Até que o cidadão então, percebeu o olhar do baixinho para o seu pacotinho, e perguntou:
- “Mas, vocês estão com medo disso?”. Apontava para o pacotinho. “Esse é o presente que eu vou dar para a minha mulher! É uma caixa de bombons finos! Não há necessidade de ter tanto medo assim!”, explicou o louco cidadão.
- “Então qual é a bomba?”, perguntou o baixinho que nada mais era do que o chefe de redação daquele jornal.
E o nosso amigo então relata para ele, que “a grande notícia é que o Zelão Malvadeza não irá jogar a decisão do campeonato de futebol do bairro de Paciência. E com isso, o Zelão, que é o melhor jogador do time do Tranca-Rua Futebol Clube, não participará do jogo final, o que se conclui que o time dos Perebas Não Entendem Nada de Futebol Clube, terão a chance de ganhar o campeonato do bairro, considerando-se assim em uma autêntica zebra, pois os caras são muito ruins”.
O baixinho então já com aquele olhar característico de quem não gostou nada daquele assunto resolve então dar por encerrada aquela conversa e grita para o referido cidadão:
- “Tira sua bomba daqui e vai pra p. que pariu!”, gritou, apontando na direção da porta, para aquele cidadão que havia dado um verdadeiro susto em todos os repórteres que sumiram rua afora, acreditando que ele tinha uma bomba de verdade e faria tudo aquilo voar pelos ares.
- “Mas eu sou o repórter novo, e hoje era o meu primeiro dia!”, tentou argumentar o cidadão que já estava quase na porta.
- “Fora daqui! Não quero saber de Zelão, de Pereba e nem de Tranca-Rua e tenho muita raiva de quem sabe alguma coisa, portanto, caia fora daqui! Seu imundo! E não me apareça nunca mais!”, concluiu o chefe da redação.

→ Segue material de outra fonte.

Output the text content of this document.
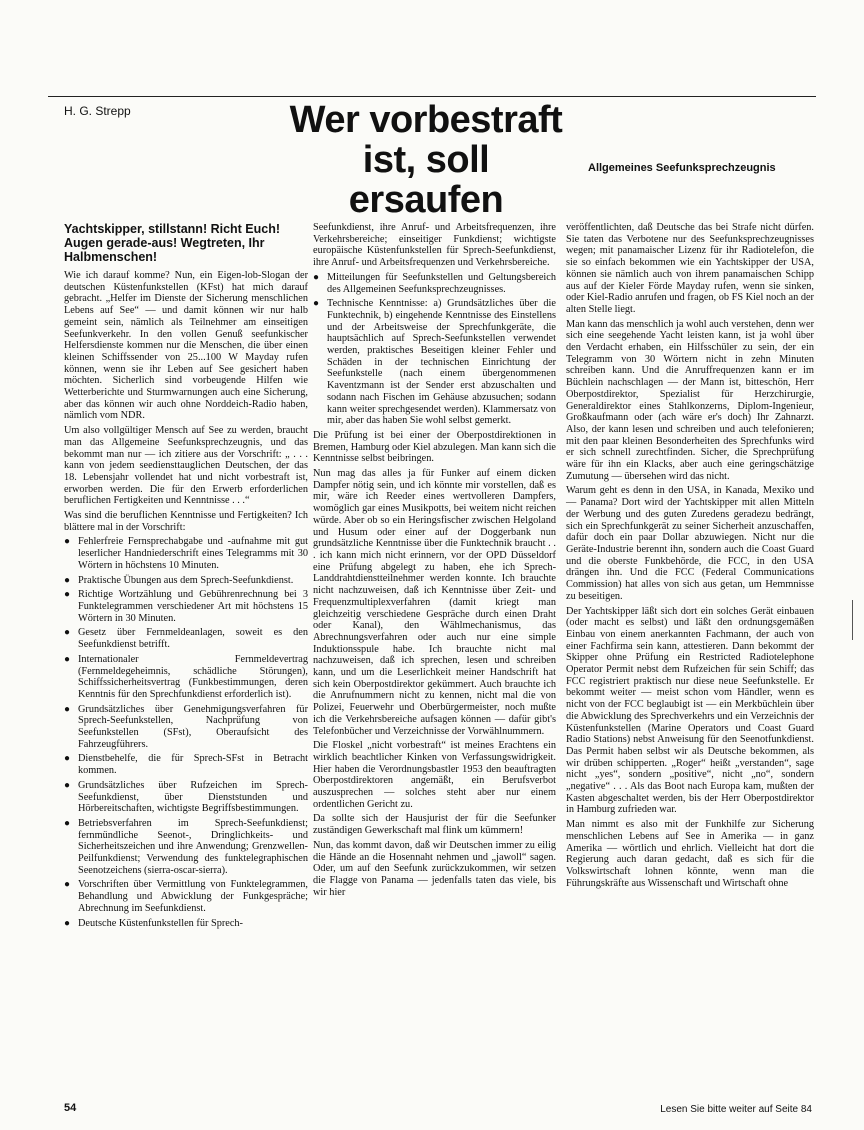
H. G. Strepp	Wer vorbestraft
ist, soll
ersaufen
Allgemeines Seefunksprechzeugnis
Yachtskipper, stillstann! Richt Euch! Augen gerade-aus! Wegtreten, Ihr Halbmenschen!

Wie ich darauf komme? Nun, ein Eigen-lob-Slogan der deutschen Küstenfunkstellen (KFst) hat mich darauf gebracht. „Helfer im Dienste der Sicherung menschlichen Lebens auf See“ — und damit können wir nur halb gemeint sein, nämlich als Teilnehmer am einseitigen Seefunkverkehr. In den vollen Genuß seefunkischer Helfersdienste kommen nur die Menschen, die über einen kleinen Schiffssender von 25...100 W Mayday rufen können, wenn sie ihr Leben auf See gesichert haben möchten. Sicherlich sind vorbeugende Hilfen wie Wetterberichte und Sturmwarnungen auch eine Sicherung, aber das können wir auch ohne Norddeich-Radio haben, nämlich vom NDR.

Um also vollgültiger Mensch auf See zu werden, braucht man das Allgemeine Seefunksprechzeugnis, und das bekommt man nur — ich zitiere aus der Vorschrift: „ . . . kann von jedem seediensttauglichen Deutschen, der das 18. Lebensjahr vollendet hat und nicht vorbestraft ist, erworben werden. Die für den Erwerb erforderlichen beruflichen Fertigkeiten und Kenntnisse . . .“

Was sind die beruflichen Kenntnisse und Fertigkeiten? Ich blättere mal in der Vorschrift:

● Fehlerfreie Fernsprechabgabe und -aufnahme mit gut leserlicher Handniederschrift eines Telegramms mit 30 Wörtern in höchstens 10 Minuten.
● Praktische Übungen aus dem Sprech-Seefunkdienst.
● Richtige Wortzählung und Gebührenrechnung bei 3 Funktelegrammen verschiedener Art mit höchstens 15 Wörtern in 30 Minuten.
● Gesetz über Fernmeldeanlagen, soweit es den Seefunkdienst betrifft.
● Internationaler Fernmeldevertrag (Fernmeldegeheimnis, schädliche Störungen), Schiffssicherheitsvertrag (Funkbestimmungen, deren Kenntnis für den Sprechfunkdienst erforderlich ist).
● Grundsätzliches über Genehmigungsverfahren für Sprech-Seefunkstellen, Nachprüfung von Seefunkstellen (SFst), Oberaufsicht des Fahrzeugführers.
● Dienstbehelfe, die für Sprech-SFst in Betracht kommen.
● Grundsätzliches über Rufzeichen im Sprech-Seefunkdienst, über Dienststunden und Hörbereitschaften, wichtigste Begriffsbestimmungen.
● Betriebsverfahren im Sprech-Seefunkdienst; fernmündliche Seenot-, Dringlichkeits- und Sicherheitszeichen und ihre Anwendung; Grenzwellen-Peilfunkdienst; Verwendung des funktelegraphischen Seenotzeichens (sierra-oscar-sierra).
● Vorschriften über Vermittlung von Funktelegrammen, Behandlung und Abwicklung der Funkgespräche; Abrechnung im Seefunkdienst.
● Deutsche Küstenfunkstellen für Sprech-

Seefunkdienst, ihre Anruf- und Arbeitsfrequenzen, ihre Verkehrsbereiche; einseitiger Funkdienst; wichtigste europäische Küstenfunkstellen für Sprech-Seefunkdienst, ihre Anruf- und Arbeitsfrequenzen und Verkehrsbereiche.

● Mitteilungen für Seefunkstellen und Geltungsbereich des Allgemeinen Seefunksprechzeugnisses.
● Technische Kenntnisse: a) Grundsätzliches über die Funktechnik, b) eingehende Kenntnisse des Einstellens und der Arbeitsweise der Sprechfunkgeräte, die hauptsächlich auf Sprech-Seefunkstellen verwendet werden, praktisches Beseitigen kleiner Fehler und Schäden in der technischen Einrichtung der Seefunkstelle (nach einem übergenommenen Kaventzmann ist der Sender erst abzuschalten und sodann nach Fischen im Gehäuse abzusuchen; sodann kann weiter sprechgesendet werden). Klammersatz von mir, aber das haben Sie wohl selbst gemerkt.

Die Prüfung ist bei einer der Oberpostdirektionen in Bremen, Hamburg oder Kiel abzulegen. Man kann sich die Kenntnisse selbst beibringen.

Nun mag das alles ja für Funker auf einem dicken Dampfer nötig sein, und ich könnte mir vorstellen, daß es mir, wäre ich Reeder eines wertvolleren Dampfers, womöglich gar eines Musikpotts, bei weitem nicht reichen würde. Aber ob so ein Heringsfischer zwischen Helgoland und Husum oder einer auf der Doggerbank nun grundsätzliche Kenntnisse über die Funktechnik braucht . . . ich kann mich nicht erinnern, vor der OPD Düsseldorf eine Prüfung abgelegt zu haben, ehe ich Sprech-Landdrahtdienstteilnehmer werden konnte. Ich brauchte nicht nachzuweisen, daß ich Kenntnisse über Zeit- und Frequenzmultiplexverfahren (damit kriegt man gleichzeitig verschiedene Gespräche durch einen Draht oder Kanal), den Wählmechanismus, das Abrechnungsverfahren oder auch nur eine simple Induktionsspule habe. Ich brauchte nicht mal nachzuweisen, daß ich sprechen, lesen und schreiben kann, und um die Leserlichkeit meiner Handschrift hat sich kein Oberpostdirektor gekümmert. Auch brauchte ich die Anrufnummern nicht zu kennen, nicht mal die von Polizei, Feuerwehr und Oberbürgermeister, noch mußte ich die Verkehrsbereiche aufsagen können — dafür gibt's Telefonbücher und Verzeichnisse der Vorwählnummern.

Die Floskel „nicht vorbestraft“ ist meines Erachtens ein wirklich beachtlicher Kinken von Verfassungswidrigkeit. Hier haben die Verordnungsbastler 1953 den beauftragten Oberpostdirektoren angemäßt, ein Berufsverbot auszusprechen — solches steht aber nur einem ordentlichen Gericht zu.

Da sollte sich der Hausjurist der für die Seefunker zuständigen Gewerkschaft mal flink um kümmern!

Nun, das kommt davon, daß wir Deutschen immer zu eilig die Hände an die Hosennaht nehmen und „jawoll“ sagen. Oder, um auf den Seefunk zurückzukommen, wir setzen die Flagge von Panama — jedenfalls taten das viele, bis wir hier

veröffentlichten, daß Deutsche das bei Strafe nicht dürfen. Sie taten das Verbotene nur des Seefunksprechzeugnisses wegen; mit panamaischer Lizenz für ihr Radiotelefon, die sie so einfach bekommen wie ein Yachtskipper der USA, können sie nämlich auch von ihrem panamaischen Schipp aus auf der Kieler Förde Mayday rufen, wenn sie sinken, oder Kiel-Radio anrufen und fragen, ob FS Kiel noch an der alten Stelle liegt.

Man kann das menschlich ja wohl auch verstehen, denn wer sich eine seegehende Yacht leisten kann, ist ja wohl über den Verdacht erhaben, ein Hilfsschüler zu sein, der ein Telegramm von 30 Wörtern nicht in zehn Minuten schreiben kann. Und die Anruffrequenzen kann er im Büchlein nachschlagen — der Mann ist, bitteschön, Herr Oberpostdirektor, Spezialist für Herzchirurgie, Generaldirektor eines Stahlkonzerns, Diplom-Ingenieur, Großkaufmann oder (ach wäre er's doch) Ihr Zahnarzt. Also, der kann lesen und schreiben und auch telefonieren; mit den paar kleinen Besonderheiten des Sprechfunks wird er sich schnell zurechtfinden. Sicher, die Sprechprüfung wäre für ihn ein Klacks, aber auch eine geringschätzige Zumutung — übersehen wird das nicht.

Warum geht es denn in den USA, in Kanada, Mexiko und — Panama? Dort wird der Yachtskipper mit allen Mitteln der Werbung und des guten Zuredens geradezu bedrängt, sich ein Sprechfunkgerät zu seiner Sicherheit anzuschaffen, dafür doch ein paar Dollar abzuwiegen. Nicht nur die Geräte-Industrie berennt ihn, sondern auch die Coast Guard und die oberste Funkbehörde, die FCC, in den USA drängen ihn. Und die FCC (Federal Communications Commission) hat alles von sich aus getan, um Hemmnisse zu beseitigen.

Der Yachtskipper läßt sich dort ein solches Gerät einbauen (oder macht es selbst) und läßt den ordnungsgemäßen Einbau von einem anerkannten Fachmann, der auch von einer Fachfirma sein kann, attestieren. Dann bekommt der Skipper ohne Prüfung ein Restricted Radiotelephone Operator Permit nebst dem Rufzeichen für sein Schiff; das FCC registriert praktisch nur diese neue Seefunkstelle. Er bekommt weiter — meist schon vom Händler, wenn es nicht von der FCC beglaubigt ist — ein Merkbüchlein über die Abwicklung des Sprechverkehrs und ein Verzeichnis der Küstenfunkstellen (Marine Operators und Coast Guard Radio Stations) nebst Anweisung für den Seenotfunkdienst. Das Permit haben selbst wir als Deutsche bekommen, als wir drüben schipperten. „Roger“ heißt „verstanden“, sage nicht „yes“, sondern „positive“, nicht „no“, sondern „negative“ . . . Als das Boot nach Europa kam, mußten der Kasten abgeschaltet werden, bis der Herr Oberpostdirektor in Hamburg zufrieden war.

Man nimmt es also mit der Funkhilfe zur Sicherung menschlichen Lebens auf See in Amerika — in ganz Amerika — wörtlich und ehrlich. Vielleicht hat dort die Regierung auch daran gedacht, daß es sich für die Volkswirtschaft lohnen könnte, wenn man die Führungskräfte aus Wissenschaft und Wirtschaft ohne

54	Lesen Sie bitte weiter auf Seite 84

Três dias depois, os repórteres voltaram para a redação, após ficarem sabendo que a redação do jornal ainda estava de pé, e que o louco que havia entrado naquela tarde era um repórter que o jornal havia acabado de contratar.
Um dos repórteres então chegou no ouvido do chefe da redação e perguntou se ele queria saber de uma novidade. Como o chefe gostava de uma novidade, ele condescendeu e quis saber qual a boa nova, e o repórter então concluiu:
- “O time do Tranca-Rua ganhou o campeonato de futebol lá em Paciência! É que o Zelão depois que viu que não tinha mais jeito em entrar para jogar a decisão resolveu escalar o seu filho, que joga muito mais do que o pai. E o time dos Perebas, além de perder o campeonato, tiveram dois jogadores expulsos, um deles era aquele louco!”, explicou o repórter.
- “Bem feito!”, resmungou o chefe da redação.